My exH is slowly killing himself. He is diabetic and takes pills but usually forgets them and then eats sugary stuff anyway--or forgets to eat for days on end. He is bipolar and BPD, and refuses to go to treatment or counseling, and his distorted thinking is slowly taking away his job, his friends, his co-workers and everyone. His manic rages are still not under control, so he rages at whoever is near: employees, children, bosses, whoever. His family does not care enough about him to step in and have an intervention. He works 20 hours per day until he is so drop-dead exhausted that he's sick. He just can not physically keep this up or he will kill himself.

And the kids...the kids are doing medium-well.

My son has ADHD and is a distracted math genius in his own words! heehee. He has had a few girlfriends now, and we have had EXCELLENT discussions about how to have a healthy relationship and how to respect a girl.

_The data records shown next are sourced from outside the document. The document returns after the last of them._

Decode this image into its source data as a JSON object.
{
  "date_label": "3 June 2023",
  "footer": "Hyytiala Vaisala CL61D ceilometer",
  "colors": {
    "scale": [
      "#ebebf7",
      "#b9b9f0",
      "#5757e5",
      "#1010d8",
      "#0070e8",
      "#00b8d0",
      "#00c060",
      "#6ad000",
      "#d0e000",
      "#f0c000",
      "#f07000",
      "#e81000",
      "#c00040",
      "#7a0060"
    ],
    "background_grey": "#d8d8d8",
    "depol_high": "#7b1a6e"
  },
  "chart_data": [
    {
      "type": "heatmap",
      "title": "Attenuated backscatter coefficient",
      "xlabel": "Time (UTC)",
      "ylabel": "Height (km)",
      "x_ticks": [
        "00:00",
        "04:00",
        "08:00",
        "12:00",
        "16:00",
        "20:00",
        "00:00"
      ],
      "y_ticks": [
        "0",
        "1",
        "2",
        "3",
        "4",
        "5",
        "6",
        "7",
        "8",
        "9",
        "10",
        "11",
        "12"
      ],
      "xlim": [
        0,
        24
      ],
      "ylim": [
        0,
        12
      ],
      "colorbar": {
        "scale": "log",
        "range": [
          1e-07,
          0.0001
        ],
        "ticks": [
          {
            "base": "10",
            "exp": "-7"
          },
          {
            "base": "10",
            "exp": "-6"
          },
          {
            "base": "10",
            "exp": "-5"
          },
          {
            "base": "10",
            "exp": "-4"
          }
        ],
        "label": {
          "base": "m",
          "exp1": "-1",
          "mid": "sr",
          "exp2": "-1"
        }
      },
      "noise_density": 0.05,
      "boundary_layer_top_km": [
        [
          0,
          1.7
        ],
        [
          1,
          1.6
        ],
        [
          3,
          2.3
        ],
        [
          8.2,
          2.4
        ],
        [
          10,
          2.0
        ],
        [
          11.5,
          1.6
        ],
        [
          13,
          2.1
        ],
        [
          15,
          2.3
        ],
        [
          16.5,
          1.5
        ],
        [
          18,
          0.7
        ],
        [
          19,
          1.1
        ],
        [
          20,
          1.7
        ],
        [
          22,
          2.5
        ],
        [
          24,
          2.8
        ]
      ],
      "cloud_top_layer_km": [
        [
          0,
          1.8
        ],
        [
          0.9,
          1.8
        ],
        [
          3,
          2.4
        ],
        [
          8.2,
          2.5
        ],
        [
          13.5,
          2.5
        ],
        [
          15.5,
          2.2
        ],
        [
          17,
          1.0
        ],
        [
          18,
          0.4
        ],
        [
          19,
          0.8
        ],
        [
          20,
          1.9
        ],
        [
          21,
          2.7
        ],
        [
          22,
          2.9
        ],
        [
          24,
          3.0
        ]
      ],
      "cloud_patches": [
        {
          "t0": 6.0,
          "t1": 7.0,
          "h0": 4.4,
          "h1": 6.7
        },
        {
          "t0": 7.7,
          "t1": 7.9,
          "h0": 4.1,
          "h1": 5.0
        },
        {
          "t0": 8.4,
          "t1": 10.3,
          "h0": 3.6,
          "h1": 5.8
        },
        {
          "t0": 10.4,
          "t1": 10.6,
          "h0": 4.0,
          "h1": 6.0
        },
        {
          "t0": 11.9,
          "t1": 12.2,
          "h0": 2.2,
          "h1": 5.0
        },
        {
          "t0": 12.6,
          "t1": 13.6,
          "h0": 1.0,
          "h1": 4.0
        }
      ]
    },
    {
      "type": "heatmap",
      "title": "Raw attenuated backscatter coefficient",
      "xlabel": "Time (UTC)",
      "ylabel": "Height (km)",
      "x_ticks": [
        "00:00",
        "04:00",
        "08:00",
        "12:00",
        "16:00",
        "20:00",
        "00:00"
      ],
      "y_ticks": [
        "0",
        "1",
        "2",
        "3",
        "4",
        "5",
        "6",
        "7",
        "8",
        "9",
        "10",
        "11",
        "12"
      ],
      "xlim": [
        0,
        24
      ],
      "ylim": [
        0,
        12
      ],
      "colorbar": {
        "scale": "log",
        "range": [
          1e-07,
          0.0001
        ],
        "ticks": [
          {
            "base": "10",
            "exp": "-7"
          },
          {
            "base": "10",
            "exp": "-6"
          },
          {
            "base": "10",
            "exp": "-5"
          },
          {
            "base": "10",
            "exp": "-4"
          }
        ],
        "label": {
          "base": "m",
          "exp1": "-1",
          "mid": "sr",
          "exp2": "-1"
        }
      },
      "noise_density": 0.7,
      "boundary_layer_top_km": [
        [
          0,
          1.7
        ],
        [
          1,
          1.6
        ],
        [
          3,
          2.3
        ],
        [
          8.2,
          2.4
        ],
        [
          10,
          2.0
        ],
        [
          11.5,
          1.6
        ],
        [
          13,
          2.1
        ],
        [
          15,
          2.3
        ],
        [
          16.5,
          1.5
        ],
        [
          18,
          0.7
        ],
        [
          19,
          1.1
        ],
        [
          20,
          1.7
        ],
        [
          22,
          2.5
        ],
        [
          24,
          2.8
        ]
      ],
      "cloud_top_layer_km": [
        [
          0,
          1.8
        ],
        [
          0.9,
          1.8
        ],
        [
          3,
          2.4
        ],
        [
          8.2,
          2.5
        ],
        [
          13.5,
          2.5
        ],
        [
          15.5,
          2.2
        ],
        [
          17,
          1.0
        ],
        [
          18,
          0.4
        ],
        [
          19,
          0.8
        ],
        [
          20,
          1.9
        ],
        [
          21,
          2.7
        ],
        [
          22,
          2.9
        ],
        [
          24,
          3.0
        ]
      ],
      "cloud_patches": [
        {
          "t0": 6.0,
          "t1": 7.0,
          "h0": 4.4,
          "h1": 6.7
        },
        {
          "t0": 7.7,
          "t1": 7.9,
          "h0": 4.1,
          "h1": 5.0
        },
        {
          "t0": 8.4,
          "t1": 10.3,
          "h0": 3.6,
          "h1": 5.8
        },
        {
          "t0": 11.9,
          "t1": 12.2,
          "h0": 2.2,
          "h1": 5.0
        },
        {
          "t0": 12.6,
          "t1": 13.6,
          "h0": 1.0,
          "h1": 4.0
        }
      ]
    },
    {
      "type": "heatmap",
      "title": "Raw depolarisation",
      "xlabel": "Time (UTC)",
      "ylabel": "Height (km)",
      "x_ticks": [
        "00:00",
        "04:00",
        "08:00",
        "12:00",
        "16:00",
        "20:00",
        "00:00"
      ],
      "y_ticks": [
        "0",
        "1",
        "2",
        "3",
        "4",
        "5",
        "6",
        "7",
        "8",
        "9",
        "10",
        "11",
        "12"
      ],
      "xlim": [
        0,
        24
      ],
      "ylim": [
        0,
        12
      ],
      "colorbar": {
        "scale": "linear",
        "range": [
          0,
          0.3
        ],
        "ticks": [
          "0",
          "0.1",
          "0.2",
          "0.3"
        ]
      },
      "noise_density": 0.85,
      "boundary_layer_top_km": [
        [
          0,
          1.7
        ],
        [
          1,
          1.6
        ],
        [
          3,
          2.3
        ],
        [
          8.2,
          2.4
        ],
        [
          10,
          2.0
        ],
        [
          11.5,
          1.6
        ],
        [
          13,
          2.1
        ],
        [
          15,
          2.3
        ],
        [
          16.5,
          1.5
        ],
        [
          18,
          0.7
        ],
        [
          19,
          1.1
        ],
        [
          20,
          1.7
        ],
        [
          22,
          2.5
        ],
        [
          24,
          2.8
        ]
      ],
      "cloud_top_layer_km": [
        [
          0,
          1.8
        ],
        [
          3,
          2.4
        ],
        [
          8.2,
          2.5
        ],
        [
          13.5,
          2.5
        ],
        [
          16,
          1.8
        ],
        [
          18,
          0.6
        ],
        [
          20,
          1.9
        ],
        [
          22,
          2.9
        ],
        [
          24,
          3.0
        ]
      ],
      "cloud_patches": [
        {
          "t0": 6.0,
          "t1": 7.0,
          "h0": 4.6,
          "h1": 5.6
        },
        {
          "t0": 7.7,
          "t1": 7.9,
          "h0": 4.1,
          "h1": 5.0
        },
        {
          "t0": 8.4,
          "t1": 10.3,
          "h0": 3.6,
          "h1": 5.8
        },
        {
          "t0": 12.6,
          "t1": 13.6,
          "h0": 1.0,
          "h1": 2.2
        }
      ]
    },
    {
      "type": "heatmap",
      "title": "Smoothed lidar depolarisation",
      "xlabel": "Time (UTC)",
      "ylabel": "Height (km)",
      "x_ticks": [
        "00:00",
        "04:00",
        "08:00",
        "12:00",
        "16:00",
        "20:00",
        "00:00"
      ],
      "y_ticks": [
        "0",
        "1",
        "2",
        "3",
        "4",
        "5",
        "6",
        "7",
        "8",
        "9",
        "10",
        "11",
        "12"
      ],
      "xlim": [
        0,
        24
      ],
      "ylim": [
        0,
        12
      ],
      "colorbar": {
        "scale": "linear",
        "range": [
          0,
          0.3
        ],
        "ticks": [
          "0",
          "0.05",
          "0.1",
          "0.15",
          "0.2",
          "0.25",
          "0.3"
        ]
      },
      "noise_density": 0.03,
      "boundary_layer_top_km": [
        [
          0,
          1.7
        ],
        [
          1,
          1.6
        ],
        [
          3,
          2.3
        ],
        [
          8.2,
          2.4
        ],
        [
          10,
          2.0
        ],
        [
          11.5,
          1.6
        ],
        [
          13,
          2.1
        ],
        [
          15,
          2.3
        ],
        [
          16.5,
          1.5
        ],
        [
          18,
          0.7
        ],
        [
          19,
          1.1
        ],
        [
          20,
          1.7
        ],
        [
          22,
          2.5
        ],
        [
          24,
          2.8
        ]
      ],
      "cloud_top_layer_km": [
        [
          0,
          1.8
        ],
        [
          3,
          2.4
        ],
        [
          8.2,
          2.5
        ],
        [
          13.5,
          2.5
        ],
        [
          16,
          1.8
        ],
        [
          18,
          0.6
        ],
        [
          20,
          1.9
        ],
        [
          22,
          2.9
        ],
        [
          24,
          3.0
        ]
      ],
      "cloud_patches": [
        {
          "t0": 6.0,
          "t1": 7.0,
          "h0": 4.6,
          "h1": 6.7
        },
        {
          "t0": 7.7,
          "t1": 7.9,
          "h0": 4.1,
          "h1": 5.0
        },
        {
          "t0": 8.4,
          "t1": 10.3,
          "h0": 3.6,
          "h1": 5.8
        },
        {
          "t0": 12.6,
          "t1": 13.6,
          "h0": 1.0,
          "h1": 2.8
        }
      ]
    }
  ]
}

He goes to a counselor now and then because he gets upset and depressed about how his dad continues (to this day) to not be there for him and just sort of behave as if my son is disposable. Son and dad barely have a relationship because my son is a kid and he's tired of being the mature one!

Daughter is a beautiful girl who managed to keep her mind and spirit through the tween-age years when lots of girls "copy everyone else". She is strong-willed, energetic, and empathetic--but she also learned to be responsible for too much (like other people's feelings) and then rolls her eyes if I try to talk to her about it. Daughter and dad see each other once a week, and she says, "When dad says he'll do something, most of the time he doesn't follow through...but if you say you'll do something, most of the time you follow through or die trying."

So Everhopeful, it may SEEM as if he is "winning" right now and he's getting away with destroying your family and walking away scott free with a new love...but he's not. It may take the kids a while to see it, but they will see it. Let them see it on their own...from their own experiences...and you just keep being that responsible mama that you are! They WILL see which parent is there for them--and which one blows them off, I guarantee. They will see which parent promises to buy them stuff and then never does--and which one skrimps and saves and then really buys it for them. They will see which parent knows all their friends' names and their classes and their teachers--and which one doesn't. They will see which parent buys a vacation for themself while telling their kids they can't afford to get them a new coat. They WILL see it!!